IMO there are two issues at play. One is the general feeling amongst many fans across the spectrum that they’re being priced out of the game and that has caused a great deal of discontent. The second and most volatile issue is a gradual falling out of love with a manager that is virtually a deity at the club and that is a tortuous process for many Gooners. The two together create a combustible concoction. If Arsenal were winning multiple trophies, challenging (really challenging) for league titles, Cl etc. then I think the fans would not be so divided. However, as many say, to pay the highest prices in the Europe (and thus the World) and see your team endure relative embarassing failure season after season, grates on these fans. And as many have said, who is to blame them.
The fans were promised a glittering future, which may yet still happen, but they are less assured that our esteemed manger has the capabilities to lead us there.

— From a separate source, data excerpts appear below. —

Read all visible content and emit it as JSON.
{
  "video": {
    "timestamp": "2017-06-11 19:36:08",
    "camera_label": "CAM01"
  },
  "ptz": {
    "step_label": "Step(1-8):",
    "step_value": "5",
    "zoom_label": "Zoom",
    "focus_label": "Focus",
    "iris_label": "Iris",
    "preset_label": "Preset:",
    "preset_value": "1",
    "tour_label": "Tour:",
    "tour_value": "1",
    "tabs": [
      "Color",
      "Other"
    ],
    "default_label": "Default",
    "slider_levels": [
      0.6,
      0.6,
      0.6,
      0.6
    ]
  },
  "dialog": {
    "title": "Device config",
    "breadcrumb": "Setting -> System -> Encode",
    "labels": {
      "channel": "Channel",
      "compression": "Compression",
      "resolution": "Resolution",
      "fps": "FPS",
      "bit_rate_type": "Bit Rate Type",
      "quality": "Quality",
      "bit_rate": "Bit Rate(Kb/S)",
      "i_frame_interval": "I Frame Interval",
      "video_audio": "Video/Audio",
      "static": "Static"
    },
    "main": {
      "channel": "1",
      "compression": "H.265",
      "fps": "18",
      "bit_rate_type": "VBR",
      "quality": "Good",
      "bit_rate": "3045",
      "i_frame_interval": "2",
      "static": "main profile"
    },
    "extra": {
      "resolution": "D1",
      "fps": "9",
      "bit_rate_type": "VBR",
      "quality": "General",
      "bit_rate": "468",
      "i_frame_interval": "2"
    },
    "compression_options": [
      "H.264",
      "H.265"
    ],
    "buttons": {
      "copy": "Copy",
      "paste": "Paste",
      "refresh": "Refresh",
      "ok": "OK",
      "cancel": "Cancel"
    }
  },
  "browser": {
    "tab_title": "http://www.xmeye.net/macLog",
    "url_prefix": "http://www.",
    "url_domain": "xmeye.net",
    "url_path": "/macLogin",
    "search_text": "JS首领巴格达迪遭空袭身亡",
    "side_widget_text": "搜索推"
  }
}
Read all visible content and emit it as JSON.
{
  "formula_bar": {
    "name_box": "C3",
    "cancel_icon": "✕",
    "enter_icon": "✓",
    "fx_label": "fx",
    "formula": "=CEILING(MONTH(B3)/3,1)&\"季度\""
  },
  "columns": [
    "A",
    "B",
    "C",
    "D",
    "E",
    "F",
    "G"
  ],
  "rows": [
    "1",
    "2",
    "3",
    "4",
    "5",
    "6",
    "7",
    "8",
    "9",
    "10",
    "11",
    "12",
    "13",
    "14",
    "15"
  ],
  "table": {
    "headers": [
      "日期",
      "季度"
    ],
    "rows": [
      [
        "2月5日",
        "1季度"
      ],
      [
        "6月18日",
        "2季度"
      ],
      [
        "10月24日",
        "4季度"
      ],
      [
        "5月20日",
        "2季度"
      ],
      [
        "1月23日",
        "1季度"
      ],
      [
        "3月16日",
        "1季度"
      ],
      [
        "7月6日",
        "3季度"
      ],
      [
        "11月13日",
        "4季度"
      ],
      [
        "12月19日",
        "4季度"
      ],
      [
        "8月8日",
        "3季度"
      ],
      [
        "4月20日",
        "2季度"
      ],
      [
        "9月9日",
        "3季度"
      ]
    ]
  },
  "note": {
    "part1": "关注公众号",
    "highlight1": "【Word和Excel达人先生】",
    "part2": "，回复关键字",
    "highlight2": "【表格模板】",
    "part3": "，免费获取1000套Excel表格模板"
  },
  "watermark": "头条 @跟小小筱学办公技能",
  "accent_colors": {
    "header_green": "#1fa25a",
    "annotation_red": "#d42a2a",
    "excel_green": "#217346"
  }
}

One last point-footballers are earning gazillions nowadays for one reason only-the media coverage of the sport is enormous and creates gazillions of $ which are spent on clubs, players and those in the football industry. Who’s spending that coin? The supporters, and as such, they deserve to have their say on a sport that has become rich off them. Without the fans football is nothing and until the fans feel that they have some input into what happens at their club there will be this brewing, simmering discontent at Arsenal.
You only have to see what our ex-chairman said about said fans yesterday to understand why there is this divide.